Sol, kendindeki ve dolayısıyla siyasetteki tıkanıklığı aşmak için yukarıdaki eksende yeni bir cumhuriyet çağrısı yapmalıdır. Bugün gerçekten AKP karşıtı siyaset sadece buradan üretilebilir. AKP, bir parti olarak değil aydınlama karşısında karanlığın, cumhuriyet karşısında saltanatın, emek karşısında sermayenin, ulus-devlet karşısında emperyalizmin simgesidir. AKP yerine yukarıdakileri temsilen başka bir şeyin olmasının bir farkı da olmayacaktır. Bu yüzden tüm bunlara değinmeyen, mevcut çatışmalar ve karşıtlıklar üzerinden "Davutoğlu'na yapılan darbeye karşı olmak", "dokunulmazlıkların kaldırılması darbesi"ne karşı olmak gibi pozisyonlar hendek siyasetine ve aslında AKP'ye teslim olmak anlamına gelir. Bu hendekten de anti-faşist mücadele çıkacağını söyleyenler ya büyük bir yanılgı içindeler ya da düpedüz kötü niyetlidirler. Sol ise ya yeni aydınlık bir cumhuriyet için gerçek saflaşma üzerinden bir siyasallaşmaya çağrı yapacak bu yönüyle kanlı hendek oyununa karşı tutum alacak ya da hendekte kalakalacaktır.
Turabi Yerli
Bu sayfalarda yer alan okur yorumları kişilerin kendi görüşleridir. Yazılanlardan www.insanbu.com sorumlu tutulamaz.
Gül T. 26.05.2016
Sayın Turabi Yerli haklı olabilirsiniz.Yazınızda gözüme çarpan ve eleştirilmesi gerektiğini düşündüğüm kısma vurgu yapmıştım.Okudum yazınızı...Pkk-hdp ve kimi kendinin kürt hisseden vatandaşlar bunu istiyor. ? Bizlerin emeğinden başka bir şeyi yok sermayenin de bizim köleliğimizden başka bir isteği başka bir konu önemli olamazda bu yüzden.Ulus devletlerin daha rahat kontrol edildiğine değinildi zaten.Amerika güdümünde değilmi ulus-devletler?Türkiye bir ulus devlet değil mi?Bu sınırları çizenler belli.
Turabi Yerli 25.05.2016
Gül T. ye cevaben "Kürt siyaseti" ? PKK mı kast ediliyor?
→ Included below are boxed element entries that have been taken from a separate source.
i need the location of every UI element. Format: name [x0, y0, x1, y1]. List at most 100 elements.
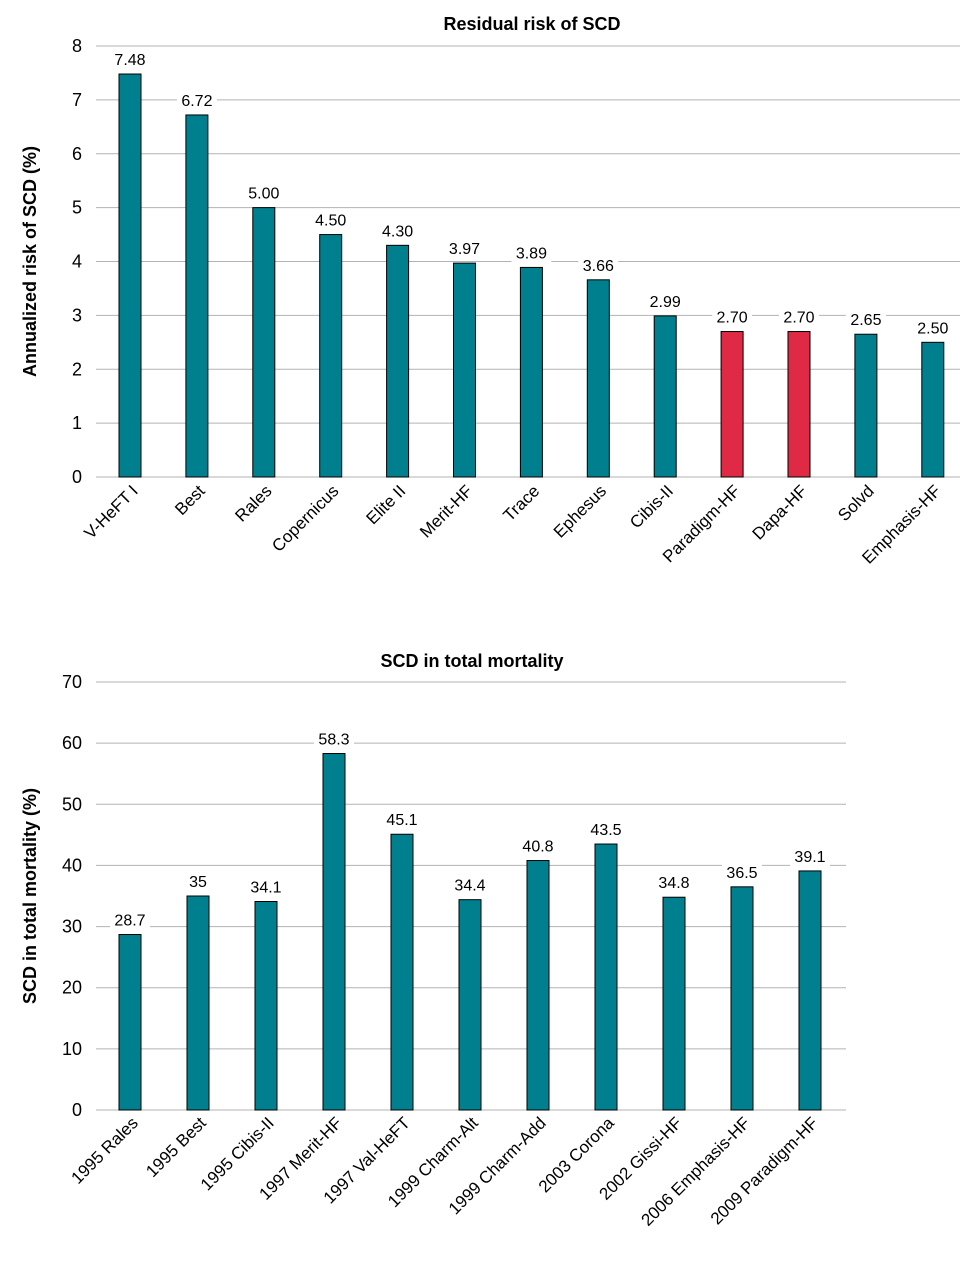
y-tick-label: 30: [62, 917, 82, 937]
data-label-background: [912, 317, 953, 338]
data-label-group: 6.72: [176, 89, 217, 110]
data-label-group: 2.70: [779, 306, 819, 327]
data-label: 7.48: [114, 52, 145, 69]
y-tick-label: 4: [72, 252, 82, 272]
data-label-group: 58.3: [314, 728, 354, 749]
y-tick-label: 20: [62, 978, 82, 998]
x-tick-label: Solvd: [834, 481, 878, 525]
data-label-background: [382, 809, 422, 830]
data-label-group: 43.5: [586, 819, 626, 840]
data-label: 3.66: [583, 258, 614, 275]
data-label: 28.7: [114, 913, 145, 930]
data-label-group: 2.50: [912, 317, 953, 338]
bar-solvd: [854, 333, 878, 478]
data-label-background: [586, 819, 626, 840]
bar-rales: [252, 207, 276, 478]
x-tick-label: Elite II: [363, 481, 410, 528]
x-tick-label: Copernicus: [268, 481, 342, 555]
chart-1: 0 1 2 3 4 5 6 7 8 Residual risk of SCD Annualized …: [20, 14, 960, 568]
bar-2002-gissi-hf: [662, 896, 686, 1111]
data-label-group: 34.4: [450, 874, 490, 895]
bar-1995-cibis-ii: [254, 901, 278, 1111]
data-label-background: [187, 871, 209, 891]
data-label: 43.5: [590, 822, 621, 839]
data-label-group: 36.5: [722, 861, 762, 882]
bar-1997-val-heft: [390, 833, 414, 1111]
bar-emphasis-hf: [921, 341, 945, 478]
x-tick-label: Merit-HF: [416, 481, 476, 541]
y-tick-label: 50: [62, 794, 82, 814]
bar-2006-emphasis-hf: [730, 886, 754, 1111]
y-axis-label: Annualized risk of SCD (%): [20, 146, 40, 377]
bar-1995-best: [186, 895, 210, 1111]
data-label: 3.97: [449, 241, 480, 258]
data-label: 39.1: [794, 849, 825, 866]
x-tick-label: Rales: [231, 481, 275, 525]
bar-1999-charm-add: [526, 860, 550, 1111]
data-label-group: 7.48: [110, 49, 150, 70]
data-label: 2.70: [783, 310, 814, 327]
chart-2: 0 10 20 30 40 50 60 70 SCD in total mortality SCD…: [20, 651, 846, 1230]
data-label: 4.50: [315, 213, 346, 230]
data-label: 36.5: [726, 865, 757, 882]
data-label-background: [511, 242, 552, 263]
data-label: 34.8: [658, 875, 689, 892]
bar-2009-paradigm-hf: [798, 870, 822, 1111]
data-label: 5.00: [248, 186, 279, 203]
x-tick-label: Best: [171, 481, 209, 519]
data-label-background: [444, 238, 485, 259]
y-tick-label: 7: [72, 90, 82, 110]
data-label: 34.4: [454, 878, 485, 895]
x-tick-label: 1995 Best: [142, 1113, 210, 1181]
data-label-background: [578, 254, 619, 275]
bar-best: [185, 114, 209, 478]
chart-title: SCD in total mortality: [380, 651, 563, 671]
data-label-group: 2.70: [712, 306, 753, 327]
y-tick-label: 60: [62, 733, 82, 753]
chart-title: Residual risk of SCD: [443, 14, 620, 34]
data-label-background: [176, 89, 217, 110]
y-tick-label: 3: [72, 305, 82, 325]
bar-merit-hf: [453, 262, 476, 478]
data-label: 34.1: [250, 880, 281, 897]
y-tick-label: 0: [72, 467, 82, 487]
data-label-background: [518, 835, 558, 856]
data-label-background: [790, 845, 830, 866]
bar-1999-charm-alt: [458, 899, 482, 1111]
data-label: 2.99: [650, 294, 681, 311]
data-label-group: 40.8: [518, 835, 558, 856]
y-tick-label: 5: [72, 198, 82, 218]
data-label-background: [645, 290, 686, 311]
data-label: 2.65: [850, 312, 881, 329]
data-label-group: 2.99: [645, 290, 686, 311]
data-label-background: [845, 309, 886, 330]
data-label-group: 35: [187, 871, 209, 891]
data-label-background: [712, 306, 753, 327]
x-tick-label: V-HeFT I: [81, 481, 142, 542]
data-label: 2.50: [917, 320, 948, 337]
x-tick-label: Dapa-HF: [749, 481, 811, 543]
x-tick-label: Ephesus: [550, 481, 610, 541]
data-label-group: 28.7: [110, 909, 150, 930]
y-axis-label: SCD in total mortality (%): [20, 788, 40, 1004]
bar-copernicus: [319, 234, 343, 478]
bar-cibis-ii: [653, 315, 677, 478]
data-label: 40.8: [522, 839, 553, 856]
data-label-group: 4.50: [310, 209, 351, 230]
data-label: 58.3: [318, 732, 349, 749]
data-label-background: [779, 306, 819, 327]
y-tick-label: 70: [62, 672, 82, 692]
data-label-group: 39.1: [790, 845, 830, 866]
data-label: 3.89: [516, 245, 547, 262]
data-label-background: [243, 182, 284, 203]
data-label-group: 3.66: [578, 254, 619, 275]
data-label: 35: [189, 874, 207, 891]
data-label-group: 34.8: [654, 872, 694, 893]
bar-1995-rales: [118, 934, 142, 1111]
data-label-group: 4.30: [377, 220, 418, 241]
data-label: 4.30: [382, 223, 413, 240]
bar-v-heft-i: [118, 73, 142, 478]
data-label-background: [377, 220, 418, 241]
y-tick-label: 10: [62, 1039, 82, 1059]
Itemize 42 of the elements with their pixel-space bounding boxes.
Bu lafın kendi bile sorunlu. "Milletin üstünlüğü", "yapay milli kimlik", " sınıf çıkarlarını savunmamak"... Bazen insanlar yazıda yazılanları değil, kafalarındakini okuyor. Yazıyı yazanı gördüğü birkaç kelime ile kategorize edip o kategoriye koyduğu kişiye karşı ezberinde hangi karşı çıkış varsa onu söylüyor. Rahatlatıcı. Yoksa, oku, anlamaya çalış öyle eleştir filan. Ne gerek var? Boş vermeli, böylesi daha konforlu. Zaten sermaye sisteminin baş devleti ABD'nin kanatları altında sınıf çıkarları savunulabilir de; öyle değil mi?
Gül T. 25.05.2016
Ulus-devleti savunmak ırkçılık değil çarpıtma haa yaa.Sen bir milletin üstünlüğünü kutsayacaksın ve yapay milli kimliğini ,sınırını korumak, sınıf çıkarlarını savunmaktan daha önemli olacak hımm ilginç.Oradan iyi birşey çıkamaz...Kürt siyaseti de bunu istiyor ne olacak şimdi?